What are neuroblastomas?
Neuroblastomas are tumors that occur most commonly in children, around the age of 5 or even younger, in the immature nerve tissues. According to experts like an Oncologist in Islamabad neuroblastomas are frequently found in the adrenal glands; from this primary site, they may spread to other parts of the body. Read on to know more about neuroblastomas, and how to treat them:
What are neuroblastomas?
Neuroblastomas are tumors of the sympathetic nervous system, or the network of nerves that carry the ‘fight or flight’ messages from the brain to the body. The sympathetic nervous system includes nerve fibers that run along with spinal cord, as well as, the ganglia or cluster of nerve tissue along the pathway of the nerve, and the medullary cells in the adrenal gland. This gland is responsible for producing hormones like the adrenaline and noradrenaline, and is found on top of each kidney. The most common site for neuroblastoma is the adrenal gland
What are the symptoms of neuroblastomas?
Since there are many different types of neuroblastomas, the symptoms thus vary depending on the location.
The most common form of neuroblastoma is in the stomach and it presents with:
- Pain in the abdomen
- Change in the bowel habits with varying constipation or diarrhea
- Non-tender mass in the abdomen
For other locations, the non-specific symptoms include:
- Bone pain
- Lumps under the skin
- Back pain
- Unexplained fever
- Unexplained weight loss
- Dark circles that look like bruises around the eyes
- Protruding eyes (proptosis)
- Wheezing—usually in babies
- Weakness in movement
- Drooping eyelids with unequal pupil size (Horner syndrome)
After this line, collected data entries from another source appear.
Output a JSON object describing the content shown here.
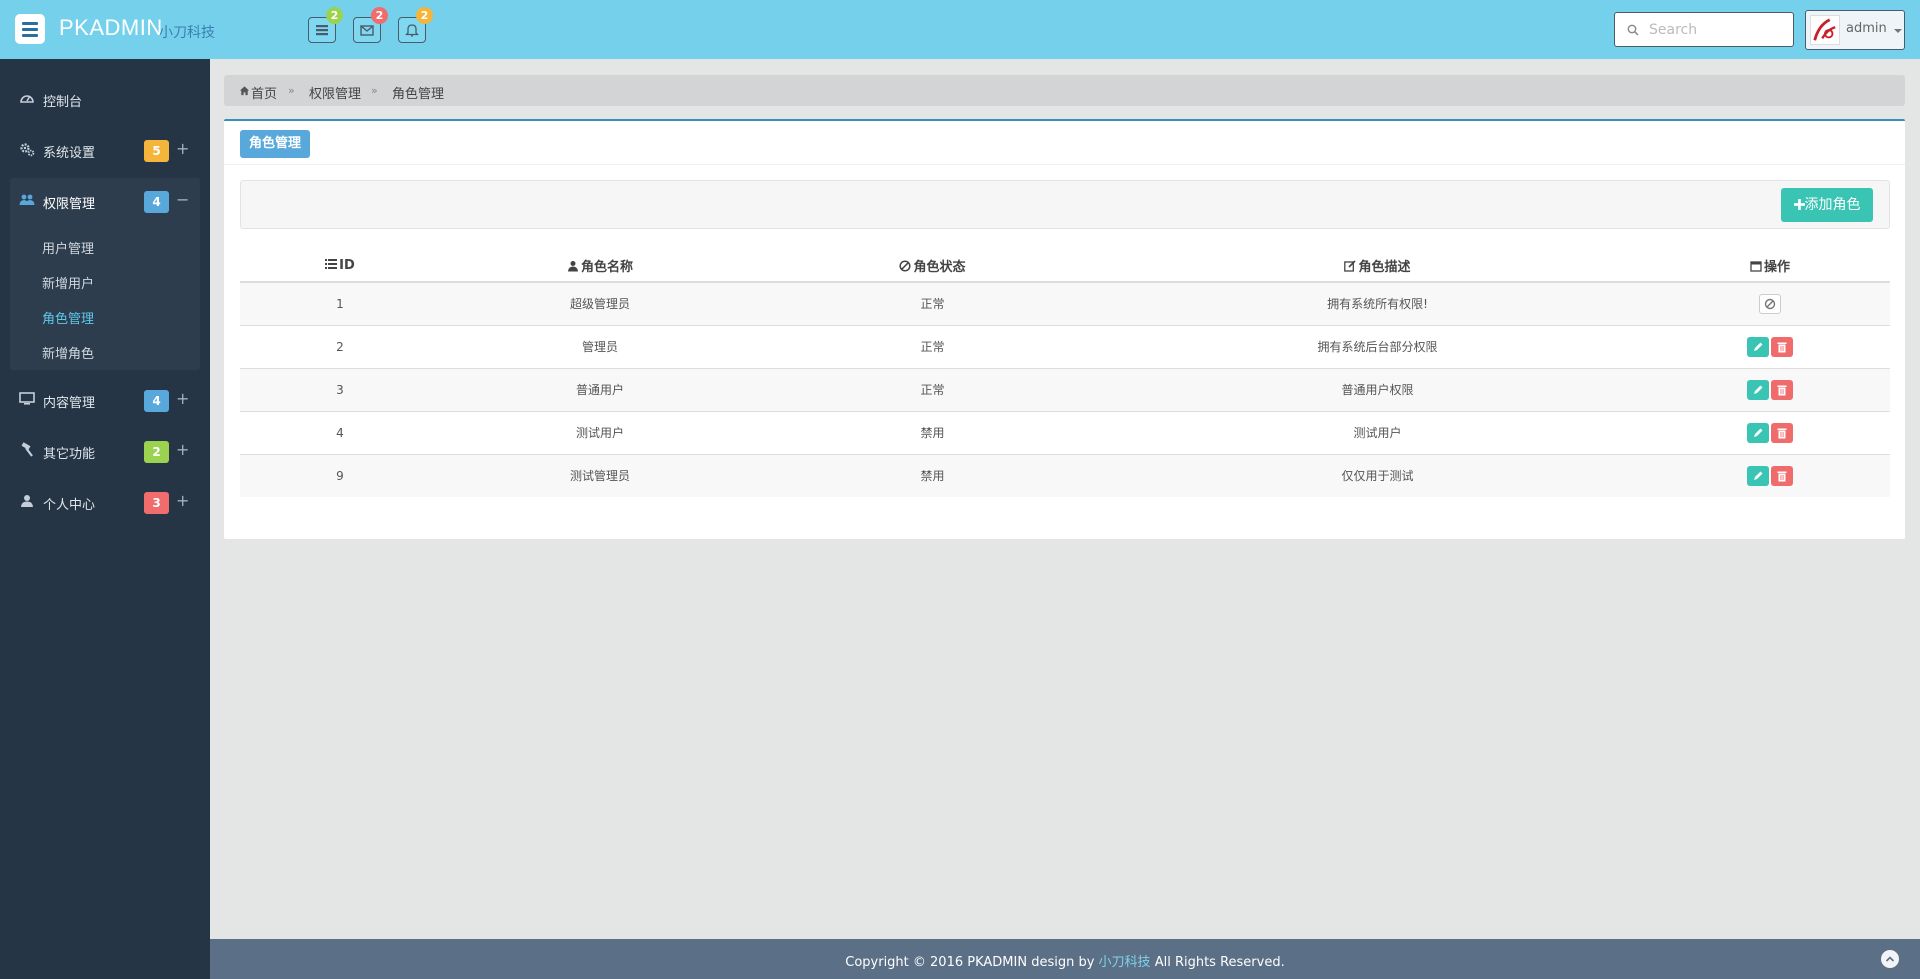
{
  "app": {
    "brand": "PKADMIN",
    "brand_sub": "小刀科技"
  },
  "topbar": {
    "icons": [
      {
        "icon": "list-icon",
        "badge": "2",
        "badge_color": "#9bd24f"
      },
      {
        "icon": "envelope-icon",
        "badge": "2",
        "badge_color": "#f16c6c"
      },
      {
        "icon": "bell-icon",
        "badge": "2",
        "badge_color": "#f5b53a"
      }
    ],
    "search_placeholder": "Search",
    "user": "admin"
  },
  "sidebar": {
    "items": [
      {
        "label": "控制台",
        "icon": "dashboard-icon"
      },
      {
        "label": "系统设置",
        "icon": "gears-icon",
        "badge": "5",
        "badge_color": "#f5b53a",
        "toggle": "+"
      },
      {
        "label": "权限管理",
        "icon": "users-icon",
        "badge": "4",
        "badge_color": "#58a8dc",
        "toggle": "−"
      },
      {
        "label": "内容管理",
        "icon": "monitor-icon",
        "badge": "4",
        "badge_color": "#58a8dc",
        "toggle": "+"
      },
      {
        "label": "其它功能",
        "icon": "hammer-icon",
        "badge": "2",
        "badge_color": "#9bd24f",
        "toggle": "+"
      },
      {
        "label": "个人中心",
        "icon": "user-icon",
        "badge": "3",
        "badge_color": "#f16c6c",
        "toggle": "+"
      }
    ],
    "sub_items": [
      "用户管理",
      "新增用户",
      "角色管理",
      "新增角色"
    ],
    "active_sub": "角色管理"
  },
  "breadcrumb": {
    "home": "首页",
    "level1": "权限管理",
    "level2": "角色管理",
    "sep": "»"
  },
  "panel": {
    "title": "角色管理",
    "add_button": "添加角色",
    "columns": [
      "ID",
      "角色名称",
      "角色状态",
      "角色描述",
      "操作"
    ],
    "rows": [
      {
        "id": "1",
        "name": "超级管理员",
        "status": "正常",
        "desc": "拥有系统所有权限!",
        "actions": "disable"
      },
      {
        "id": "2",
        "name": "管理员",
        "status": "正常",
        "desc": "拥有系统后台部分权限",
        "actions": "edit-delete"
      },
      {
        "id": "3",
        "name": "普通用户",
        "status": "正常",
        "desc": "普通用户权限",
        "actions": "edit-delete"
      },
      {
        "id": "4",
        "name": "测试用户",
        "status": "禁用",
        "desc": "测试用户",
        "actions": "edit-delete"
      },
      {
        "id": "9",
        "name": "测试管理员",
        "status": "禁用",
        "desc": "仅仅用于测试",
        "actions": "edit-delete"
      }
    ]
  },
  "footer": {
    "prefix": "Copyright © 2016 PKADMIN design by",
    "brand": "小刀科技",
    "suffix": "All Rights Reserved."
  }
}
In the later stage of disease, there is:
- Very high blood pressure
- Uncontrolled eye movements
- Uncoordinated movement
- Shortness of breath
How are neuroblastomas diagnosed?
The diagnosis of neuroblastoma in most children is made before the age of 5 years. In fact, in some cases this cancer can be detected in the prenatal stage through ultrasound scan. If neuroblastoma is suspected, the healthcare provider may order the following investigations:
- Blood test
- Urine test
- Chest x-ray
- Ultrasound scan
- MIBG scan
What are the complications of neuroblastomas?
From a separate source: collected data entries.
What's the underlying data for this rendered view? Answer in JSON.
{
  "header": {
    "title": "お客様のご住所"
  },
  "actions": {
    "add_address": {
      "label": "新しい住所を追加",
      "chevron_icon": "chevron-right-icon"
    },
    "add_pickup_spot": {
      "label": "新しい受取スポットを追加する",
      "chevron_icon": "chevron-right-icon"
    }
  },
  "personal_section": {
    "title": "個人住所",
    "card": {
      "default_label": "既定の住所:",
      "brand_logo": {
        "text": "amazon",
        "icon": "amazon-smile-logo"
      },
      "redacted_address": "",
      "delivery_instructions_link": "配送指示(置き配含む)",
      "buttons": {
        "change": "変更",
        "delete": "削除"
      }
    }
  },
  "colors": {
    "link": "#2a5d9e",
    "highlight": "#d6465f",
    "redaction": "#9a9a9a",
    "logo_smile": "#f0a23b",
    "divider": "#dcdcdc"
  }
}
Neuroblastomas can cause the following complications:
- Spread to the spinal cord: if the tumor spreads and involves the spinal column, it can compress the spinal cord thereby causing pain and paralysis in the nerves involved.
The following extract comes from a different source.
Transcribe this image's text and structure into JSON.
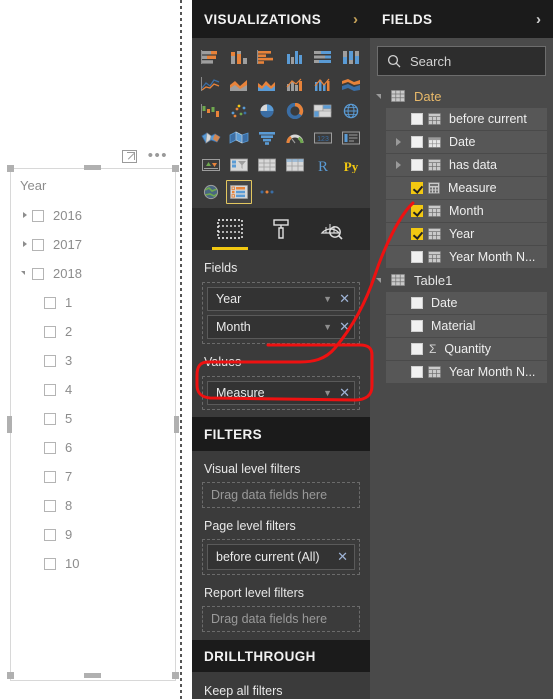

- Spread of the tumor: as with any cancer, there is risk of spread to other parts of the body—metastasis. Metastasis causes enlarged lymph nodes, bruising and bone pain.
- Paraneoplastic syndromes: if neuroblastomas release secretory chemicals, they may produce symptoms like diarrhea and abdominal swelling, which is part of the paraneoplastic syndrome. Other symptoms of this syndrome include: uncoordinated movement disorders and rapid eye movement.
What are the treatment options?
The treatment of this cancer is dependent on factors like the age of the patient, the stage of the tumor and the spread of disease. Depending on the type of the tumor, the treatment regimen is designed to predict the response of the tumor.
The possible treatment options for neuroblastomas include:
- Surgery: for patients with large tumors, surgery is performed with chemotherapy—either before to shrink the tumor, or after to destroy the remaining cells.
- Stem cell transplant: before the initiation of therapy, stem cells are removed from the body and they are injected back after chemotherapy to replace the bone marrow destroyed during the treatment.
- Chemo/radio therapy: chemotherapy stops the proliferation of cancerous cells thereby stopping the tumor from growing. These drugs are given for several weeks or months. Radiation therapy, like chemotherapy, stops the reproduction of tumor cells through high level of external radiation. This modality is used mostly in high-risk neuroblastomas.
- Immunotherapy: this form of treatment is used by Best Oncologist in Lahore to train the body’s own immune cells to attack the tumor. Through immunotherapy, medication called GD2 target proteins are injected in the patient’s body that attract the fighter antibodies to destroy the tumor cells.